March is “Music in the Schools Month”.
While it is wonderful to promote the importance of music in our schools in this way, it is merely a first step in the effort to focus the public’s attention on how critical music is to our schools’ curriculums and in the lives of students.
Despite nice declarations like this, the question remains: Why do we continue to underfund or cut music programs when the research is so clear regarding their positive educational, community building and economic impact?
The broad-brush answer is,
“Because we haven’t chosen to build it.”
To fully leverage music’s power and potential to educate and change lives, schools and communities, it is not enough to simply talk about it. We must follow our words and platitudes with deeds and funding.
The fact is, if education and community leaders identified music and arts programs as being critically important to schools and communities and funded them accordingly, the public would follow.
IN SHORT, IF WE BUILD IT, THEY WILL COME.
The research regarding music and the arts’ positive educational and community-building impact is clear. Yet, despite that research, too often education and community leaders have yet to fully embrace it. If you don’t accept, embrace, and apply the “tools” (research, data, and narratives) regarding music and the arts’ positive impacts, you can’t build anything.
That said, the arts community must become more organized and aggressive in holding education and community leaders accountable for their priorities and funding decisions. Building music and arts interest groups is tedious organizational work. And once developed, these groups must no longer shy away from challenging the status quo to drive real change.

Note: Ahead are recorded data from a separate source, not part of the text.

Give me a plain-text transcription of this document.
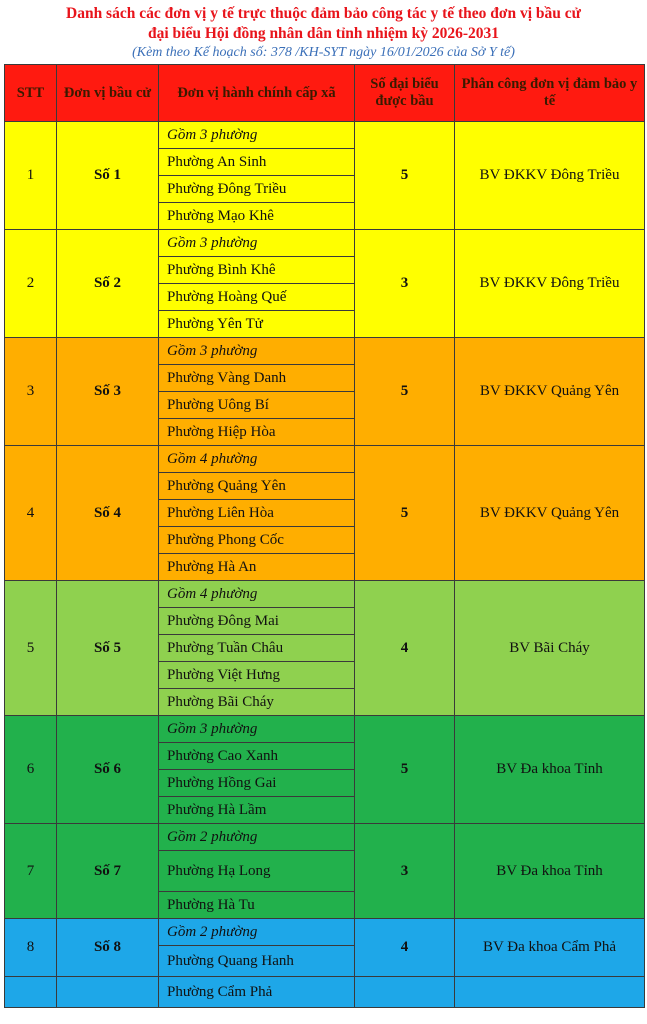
Danh sách các đơn vị y tế trực thuộc đảm bảo công tác y tế theo đơn vị bầu cử
đại biểu Hội đồng nhân dân tỉnh nhiệm kỳ 2026-2031
(Kèm theo Kế hoạch số: 378 /KH-SYT ngày 16/01/2026 của Sở Y tế)
STT	Đơn vị bầu cử	Đơn vị hành chính cấp xã	Số đại biểu được bầu	Phân công đơn vị đảm bảo y tế
1	Số 1	Gồm 3 phường	5	BV ĐKKV Đông Triều
		Phường An Sinh		
		Phường Đông Triều		
		Phường Mạo Khê		
2	Số 2	Gồm 3 phường	3	BV ĐKKV Đông Triều
		Phường Bình Khê		
		Phường Hoàng Quế		
		Phường Yên Tử		
3	Số 3	Gồm 3 phường	5	BV ĐKKV Quảng Yên
		Phường Vàng Danh		
		Phường Uông Bí		
		Phường Hiệp Hòa		
4	Số 4	Gồm 4 phường	5	BV ĐKKV Quảng Yên
		Phường Quảng Yên		
		Phường Liên Hòa		
		Phường Phong Cốc		
		Phường Hà An		
5	Số 5	Gồm 4 phường	4	BV Bãi Cháy
		Phường Đông Mai		
		Phường Tuần Châu		
		Phường Việt Hưng		
		Phường Bãi Cháy		
6	Số 6	Gồm 3 phường	5	BV Đa khoa Tỉnh
		Phường Cao Xanh		
		Phường Hồng Gai		
		Phường Hà Lầm		
7	Số 7	Gồm 2 phường	3	BV Đa khoa Tỉnh
		Phường Hạ Long		
		Phường Hà Tu		
8	Số 8	Gồm 2 phường	4	BV Đa khoa Cẩm Phả
		Phường Quang Hanh		
		Phường Cẩm Phả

The good news, however, is that that work has been made easier through the power of social media with its’ capacity to forge connections and bring people together for a common cause. That, coupled with the fact that the data, research, and narratives supporting the value of the music as an educational, community building and economic tool offers potent fodder for powerful advocacy efforts.
The first step is to move beyond the traditional “arts for art’s sake” narrative. Yes, the arts are uplifting. Yes, the arts are a window into a society’s soul. But in an environment of increasing educational expectations and declining resources, the “arts for art’s sake” argument is no longer good enough.
Further, arts advocacy is no longer simply about education and community building benefits. There is also a very significant economic impact associated with investment in music and the arts. While the common perception of “artsy types” is that they are not comfortable talking about the economics of school and community funding, the fact is, decision makers must be held accountable for not only considering the educational and community-building research, but also the emerging data pointing to music and the arts’ economic impact. As arts advocates, we must all become “Creative Capitalists”, unafraid to engage in the down and dirty justifications of economic impact.
Such a shift in approach is necessary because in many cases, those who are in decision making positions do not fully understand and appreciate the importance of “arts for art’s” sake but understand very well matters relating to business, economics, and the concept of return on investment.
The educational return on investment in music and arts programs is significant and growing. This is particularly relevant given that the currency of the future in this rapidly changing, global community and world economy will be creativity. The issues and challenges we face as a society are becoming more complex. To effectively address those increasingly complex issues and challenges, we must develop on our populace, a corresponding increase in creativity. Further, many of the jobs of the future don’t even exist yet. That is why the number one skill business leaders are looking for in their employees is out of the box, creative thinking, and problem solving. The research confirms that the most effective tool in our educational and community arsenal to nurture creativity is music and the arts. The arts instill that characteristic as they not only allow but encourage students to “color outside the lines” without penalty.
The priorities education and community leaders establish and the funding decisions they make have great influence. If those leaders clearly articulate and then follow through with funding decisions that support those priorities, the public will follow. If music and the arts are viewed as critical and funded accordingly, the public will begin to consider them important as well and, as a result, will support their funding. We expect our leaders to lead. But they must have the courage, vision, and conviction to go where the data and research regarding music and the arts’ educational, community building, and economic impact takes them.
AT THE END OF THE DAY, IF WE DECIDE TO BUILD IT, THEY WILL COME.